The Equal Rights Amendment is passed by the U.S. Senate and sent to the states for ratification. It reads, “Equality of rights under the law shall not be denied or abridged by the United States or any State on account of sex.” – 1972.

March 23
The initials “O.K.” are first published in The Boston Morning Post. Meant as an abbreviation for “oll correct,” a popular slang misspelling of “all correct” at the time, OK steadily made its way into the every-day speech of Americans. – 1839.

Five days into the U.S. Post Office’s first mass work stoppage in 195 years, president Richard Nixon declares a national emergency and orders 30,000 troops to New York City to break the strike. The troops did not have a clue how to sort and deliver mail: A settlement came a few days later. – 1970.

March 24
The second worst oil spill in U.S. territory begins when the supertanker Exxon Valdez, owned and operated by the Exxon Corporation, runs aground on a reef in Prince William Sound in southern Alaska. – 1989.

The North Atlantic Treaty Organization (NATO) commences air strikes against Yugoslavia with the bombing of Serbian military positions in the Yugoslav province of Kosovo.
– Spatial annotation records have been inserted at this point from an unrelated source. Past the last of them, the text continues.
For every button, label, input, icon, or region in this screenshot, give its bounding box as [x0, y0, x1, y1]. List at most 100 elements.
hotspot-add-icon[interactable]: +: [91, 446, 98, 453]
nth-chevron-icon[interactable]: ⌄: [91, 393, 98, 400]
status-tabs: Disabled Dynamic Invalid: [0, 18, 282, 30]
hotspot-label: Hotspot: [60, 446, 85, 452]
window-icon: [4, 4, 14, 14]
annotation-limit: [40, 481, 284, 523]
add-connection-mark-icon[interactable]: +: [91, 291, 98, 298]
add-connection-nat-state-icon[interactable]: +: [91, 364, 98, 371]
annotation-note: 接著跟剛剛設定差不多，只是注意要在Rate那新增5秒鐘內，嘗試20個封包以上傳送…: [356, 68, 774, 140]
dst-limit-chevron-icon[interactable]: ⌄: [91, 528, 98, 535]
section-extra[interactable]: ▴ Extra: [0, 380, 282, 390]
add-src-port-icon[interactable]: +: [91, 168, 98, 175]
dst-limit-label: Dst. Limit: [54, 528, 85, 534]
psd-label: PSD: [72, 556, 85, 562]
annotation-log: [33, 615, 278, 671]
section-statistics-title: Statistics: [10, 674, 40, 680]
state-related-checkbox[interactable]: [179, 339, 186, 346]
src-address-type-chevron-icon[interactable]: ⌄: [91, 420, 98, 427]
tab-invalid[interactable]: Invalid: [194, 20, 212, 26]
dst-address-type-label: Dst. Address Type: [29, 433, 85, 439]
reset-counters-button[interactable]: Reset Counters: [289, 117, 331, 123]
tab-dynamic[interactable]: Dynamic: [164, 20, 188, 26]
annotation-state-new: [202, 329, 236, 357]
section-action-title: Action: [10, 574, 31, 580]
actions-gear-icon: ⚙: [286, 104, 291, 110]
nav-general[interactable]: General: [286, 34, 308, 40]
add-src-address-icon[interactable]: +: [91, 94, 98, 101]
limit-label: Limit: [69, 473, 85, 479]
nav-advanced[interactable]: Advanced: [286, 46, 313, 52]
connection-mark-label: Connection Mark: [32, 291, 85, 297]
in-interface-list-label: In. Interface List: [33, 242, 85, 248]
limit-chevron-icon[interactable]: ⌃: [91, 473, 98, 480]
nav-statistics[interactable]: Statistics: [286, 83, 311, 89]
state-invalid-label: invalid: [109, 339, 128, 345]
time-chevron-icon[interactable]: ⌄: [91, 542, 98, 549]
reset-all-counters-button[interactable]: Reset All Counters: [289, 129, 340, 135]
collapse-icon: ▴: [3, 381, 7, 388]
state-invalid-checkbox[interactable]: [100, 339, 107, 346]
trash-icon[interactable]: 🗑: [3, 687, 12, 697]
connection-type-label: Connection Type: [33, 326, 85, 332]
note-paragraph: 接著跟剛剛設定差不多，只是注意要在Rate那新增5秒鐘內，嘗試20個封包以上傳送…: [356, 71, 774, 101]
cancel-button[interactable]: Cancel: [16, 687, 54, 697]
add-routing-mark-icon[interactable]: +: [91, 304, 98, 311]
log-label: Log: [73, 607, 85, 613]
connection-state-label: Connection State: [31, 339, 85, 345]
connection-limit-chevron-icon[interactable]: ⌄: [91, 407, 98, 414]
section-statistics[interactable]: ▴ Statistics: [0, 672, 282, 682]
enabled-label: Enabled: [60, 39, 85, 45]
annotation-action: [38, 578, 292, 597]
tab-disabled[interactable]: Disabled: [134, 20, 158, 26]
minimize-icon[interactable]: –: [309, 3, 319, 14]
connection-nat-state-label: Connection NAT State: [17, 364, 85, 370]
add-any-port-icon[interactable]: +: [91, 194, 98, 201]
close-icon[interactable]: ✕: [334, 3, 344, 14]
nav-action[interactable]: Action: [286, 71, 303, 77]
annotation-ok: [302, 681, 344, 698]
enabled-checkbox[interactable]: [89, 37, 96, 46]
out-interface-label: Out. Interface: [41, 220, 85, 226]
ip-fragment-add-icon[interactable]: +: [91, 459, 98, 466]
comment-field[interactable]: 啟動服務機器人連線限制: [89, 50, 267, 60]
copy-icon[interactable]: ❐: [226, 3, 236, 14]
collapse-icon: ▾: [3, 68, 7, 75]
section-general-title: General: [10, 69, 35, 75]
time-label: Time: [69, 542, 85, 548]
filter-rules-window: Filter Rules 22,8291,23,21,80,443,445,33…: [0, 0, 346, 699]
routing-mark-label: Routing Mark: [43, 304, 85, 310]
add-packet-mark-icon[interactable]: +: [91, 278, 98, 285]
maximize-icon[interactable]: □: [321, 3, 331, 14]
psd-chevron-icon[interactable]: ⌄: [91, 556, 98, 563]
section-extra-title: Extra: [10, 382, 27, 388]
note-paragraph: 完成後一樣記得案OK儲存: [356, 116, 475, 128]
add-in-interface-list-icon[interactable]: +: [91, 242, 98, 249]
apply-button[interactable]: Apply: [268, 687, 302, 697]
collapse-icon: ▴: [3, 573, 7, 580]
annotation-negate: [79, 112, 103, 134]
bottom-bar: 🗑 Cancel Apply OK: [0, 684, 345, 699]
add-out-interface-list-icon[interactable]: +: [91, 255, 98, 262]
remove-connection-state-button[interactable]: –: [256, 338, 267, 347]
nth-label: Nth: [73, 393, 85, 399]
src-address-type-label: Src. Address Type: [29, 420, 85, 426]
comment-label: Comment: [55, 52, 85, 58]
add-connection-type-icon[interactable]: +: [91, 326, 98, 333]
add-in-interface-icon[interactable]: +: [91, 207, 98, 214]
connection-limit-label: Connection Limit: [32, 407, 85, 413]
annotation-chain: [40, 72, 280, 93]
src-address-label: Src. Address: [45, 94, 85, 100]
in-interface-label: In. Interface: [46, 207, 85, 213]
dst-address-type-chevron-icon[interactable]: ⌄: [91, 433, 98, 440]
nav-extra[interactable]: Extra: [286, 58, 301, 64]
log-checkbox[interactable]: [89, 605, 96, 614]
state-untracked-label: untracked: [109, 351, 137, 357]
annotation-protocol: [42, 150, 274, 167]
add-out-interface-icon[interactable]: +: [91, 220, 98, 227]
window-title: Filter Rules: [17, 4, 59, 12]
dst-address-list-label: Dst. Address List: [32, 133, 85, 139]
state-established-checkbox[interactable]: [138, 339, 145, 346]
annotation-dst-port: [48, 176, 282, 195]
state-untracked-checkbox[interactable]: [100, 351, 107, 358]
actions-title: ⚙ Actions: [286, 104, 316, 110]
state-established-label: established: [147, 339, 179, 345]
The NATO offensive came in response to a new wave of ethnic cleansing launched by Serbian forces against the Kosovar Albanians March 20. – 1999.

March 25
An explosion at a coal mine in Centralia, Ill. kills 111 miners. Mineworker’s president John L. Lewis calls for a six-day work stoppage by the Nation’s 400,000 soft coal miners to demand safer working conditions. – 1947.

March 26
Police enter a mansion in San Diego, Calif., and discover 39 victims of a mass suicide. The deceased were members of the Heaven’s Gate religious cult, whose leaders preached that suicide would allow them to leave their bodily containers and enter an alien spacecraft hidden behind the Hale-Bopp comet. – 1997.

March 27
The University of Oregon defeats The Ohio State University, 46–33, to win the first NCAA men’s basketball tournament at Northwestern University in Evanston. The Final Four, which is the tournament’s four remaining teams, has grown exponentially in size and popularity – 1939.